Former Reagan budget director, David Stockman, has been blogging up a storm these last few years. I have mixed feelings about his work. It’s packed with emotion and (let’s say) definite conclusions. Sometimes I’ll cluck my tongue at the run-on sentences, typos, excess of adverbs, wandering, exaggerations, inaccuracies and other signs of ranting that mar Stockman’s work. On the other hand, Stockman is a free-market, balanced-budget guy and often I admire him for saying what needs to be said.
In that spirit I note his recent piece, Good Riddance To Rep. Eric Cantor: Bagman For Wall Street And The War Party. The gist is that Cantor could give a nice free-market speech, but in practice, Cantor stood for venture socialism and Washington business-as-usual. Cantor was a key factor in the GOP supporting the 2008-9 TARP and GM bailouts, the Export-Import Bank (long cited as an example of corporate welfare), unexamined Defense spending, and so forth.

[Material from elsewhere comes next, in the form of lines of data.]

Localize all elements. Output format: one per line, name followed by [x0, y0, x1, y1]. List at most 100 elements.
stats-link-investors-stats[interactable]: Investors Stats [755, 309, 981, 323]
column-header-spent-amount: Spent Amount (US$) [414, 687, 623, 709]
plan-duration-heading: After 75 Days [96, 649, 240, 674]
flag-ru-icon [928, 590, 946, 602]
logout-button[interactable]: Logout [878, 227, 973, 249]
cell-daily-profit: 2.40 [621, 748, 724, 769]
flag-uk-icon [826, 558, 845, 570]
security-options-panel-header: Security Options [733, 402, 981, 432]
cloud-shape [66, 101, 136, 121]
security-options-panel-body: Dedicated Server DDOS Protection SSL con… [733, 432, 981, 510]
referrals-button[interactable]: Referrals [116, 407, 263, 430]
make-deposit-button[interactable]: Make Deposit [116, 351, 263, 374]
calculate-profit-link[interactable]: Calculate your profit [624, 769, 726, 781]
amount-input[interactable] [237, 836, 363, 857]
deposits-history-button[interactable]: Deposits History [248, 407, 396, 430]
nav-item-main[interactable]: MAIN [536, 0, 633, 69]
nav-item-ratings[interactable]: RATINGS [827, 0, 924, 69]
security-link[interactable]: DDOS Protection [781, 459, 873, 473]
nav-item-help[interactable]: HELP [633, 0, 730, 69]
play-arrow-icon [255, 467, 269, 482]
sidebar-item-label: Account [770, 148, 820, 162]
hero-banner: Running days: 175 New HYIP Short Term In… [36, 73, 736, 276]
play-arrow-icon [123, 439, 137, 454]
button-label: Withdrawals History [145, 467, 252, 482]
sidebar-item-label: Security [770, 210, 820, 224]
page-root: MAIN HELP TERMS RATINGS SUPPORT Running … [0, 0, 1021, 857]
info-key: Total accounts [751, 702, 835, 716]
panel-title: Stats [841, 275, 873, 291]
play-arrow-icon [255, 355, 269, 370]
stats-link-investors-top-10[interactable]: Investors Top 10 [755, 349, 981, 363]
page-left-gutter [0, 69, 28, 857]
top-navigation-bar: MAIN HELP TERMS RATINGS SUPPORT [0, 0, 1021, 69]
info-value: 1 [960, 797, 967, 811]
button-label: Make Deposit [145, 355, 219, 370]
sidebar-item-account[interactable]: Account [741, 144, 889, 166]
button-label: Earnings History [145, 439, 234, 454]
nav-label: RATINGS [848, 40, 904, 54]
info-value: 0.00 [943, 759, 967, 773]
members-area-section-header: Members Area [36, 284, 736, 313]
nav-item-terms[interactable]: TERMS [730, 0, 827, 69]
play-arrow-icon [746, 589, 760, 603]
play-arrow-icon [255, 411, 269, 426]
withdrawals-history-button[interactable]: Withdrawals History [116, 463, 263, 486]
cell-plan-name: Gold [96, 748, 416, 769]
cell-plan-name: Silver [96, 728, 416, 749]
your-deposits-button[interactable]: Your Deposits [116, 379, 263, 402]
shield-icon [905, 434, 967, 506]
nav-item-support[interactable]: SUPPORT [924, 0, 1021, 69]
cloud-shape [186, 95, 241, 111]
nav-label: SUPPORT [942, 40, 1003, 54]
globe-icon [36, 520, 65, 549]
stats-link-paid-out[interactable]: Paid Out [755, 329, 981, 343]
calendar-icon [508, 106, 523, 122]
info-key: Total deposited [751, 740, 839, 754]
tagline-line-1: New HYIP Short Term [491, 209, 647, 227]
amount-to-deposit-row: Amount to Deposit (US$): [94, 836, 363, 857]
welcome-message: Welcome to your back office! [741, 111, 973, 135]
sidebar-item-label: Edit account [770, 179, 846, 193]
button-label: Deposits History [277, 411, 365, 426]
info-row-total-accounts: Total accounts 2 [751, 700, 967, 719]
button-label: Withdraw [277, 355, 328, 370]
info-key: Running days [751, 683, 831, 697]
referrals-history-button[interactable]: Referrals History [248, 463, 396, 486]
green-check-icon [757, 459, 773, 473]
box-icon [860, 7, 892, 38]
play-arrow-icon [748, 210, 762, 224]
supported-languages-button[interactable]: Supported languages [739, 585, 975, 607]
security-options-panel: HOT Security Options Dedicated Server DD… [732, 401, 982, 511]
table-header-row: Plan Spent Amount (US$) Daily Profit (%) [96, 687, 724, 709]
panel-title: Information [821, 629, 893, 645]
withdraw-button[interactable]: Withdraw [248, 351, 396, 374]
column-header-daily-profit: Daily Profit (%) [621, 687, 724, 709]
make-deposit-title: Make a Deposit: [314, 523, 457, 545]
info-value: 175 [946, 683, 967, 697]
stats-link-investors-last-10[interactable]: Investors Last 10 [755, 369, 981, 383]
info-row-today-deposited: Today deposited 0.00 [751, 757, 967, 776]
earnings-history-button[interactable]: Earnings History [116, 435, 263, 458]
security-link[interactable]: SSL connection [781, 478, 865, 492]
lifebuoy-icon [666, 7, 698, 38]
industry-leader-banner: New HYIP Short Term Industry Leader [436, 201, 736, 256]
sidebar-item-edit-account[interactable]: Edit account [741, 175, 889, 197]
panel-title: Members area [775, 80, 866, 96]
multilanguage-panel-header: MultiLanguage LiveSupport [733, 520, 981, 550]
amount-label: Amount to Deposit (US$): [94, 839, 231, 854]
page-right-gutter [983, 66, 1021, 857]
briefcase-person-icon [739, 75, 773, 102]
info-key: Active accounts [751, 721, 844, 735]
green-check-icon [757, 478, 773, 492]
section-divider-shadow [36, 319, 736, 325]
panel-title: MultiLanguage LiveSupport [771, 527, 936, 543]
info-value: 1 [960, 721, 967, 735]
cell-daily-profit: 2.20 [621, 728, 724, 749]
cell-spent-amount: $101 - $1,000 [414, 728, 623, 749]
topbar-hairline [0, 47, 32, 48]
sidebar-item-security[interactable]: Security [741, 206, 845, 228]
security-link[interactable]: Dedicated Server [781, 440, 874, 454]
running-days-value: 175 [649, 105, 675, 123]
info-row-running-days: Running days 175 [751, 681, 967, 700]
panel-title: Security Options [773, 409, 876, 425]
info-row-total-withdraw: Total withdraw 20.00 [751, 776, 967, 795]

Stockman gives details and he ties Cantor to Paul Ryan, whose wonderful budget plans really mean little change to Washington in practice (Ryan’s plans are merely not as insane as the Democrats’ budget plans). And, however all that might be, Stockman as usual gets near to the heart of what ails us:
…financial repression, ZIRP, QE, wealth effects and the Greenspan/Bernanke/Yellen “put” under the stock market and risk assets generally are not just a major policy mistake; they are a full-throttle assault on the heart and soul of conservative economics.
You can not expect to have fiscal rectitude in a modern democracy, for example, when the central bank since the year 2000 has monetized nearly $4 trillion of public debt…Indeed, financial repression makes the carry cost of the public debt so painless—-that is, probably about $400 billion per year less than it would be under a regime of free market interest rates—that not one in a hundred politicians can see they virtue of fall[ing] on the fiscal sword in the here and now [o]n behalf of unborn generations of taxpayers who will carry the burden of today’s fiscal folly…
So Eric Cantor made a career of milking the Warfare State and pandering to Wall Street. This brought him nearly to the top of the Washington heap. But in the end, it did not fool his constituents. And most certainly it set back the conservative cause immeasurably.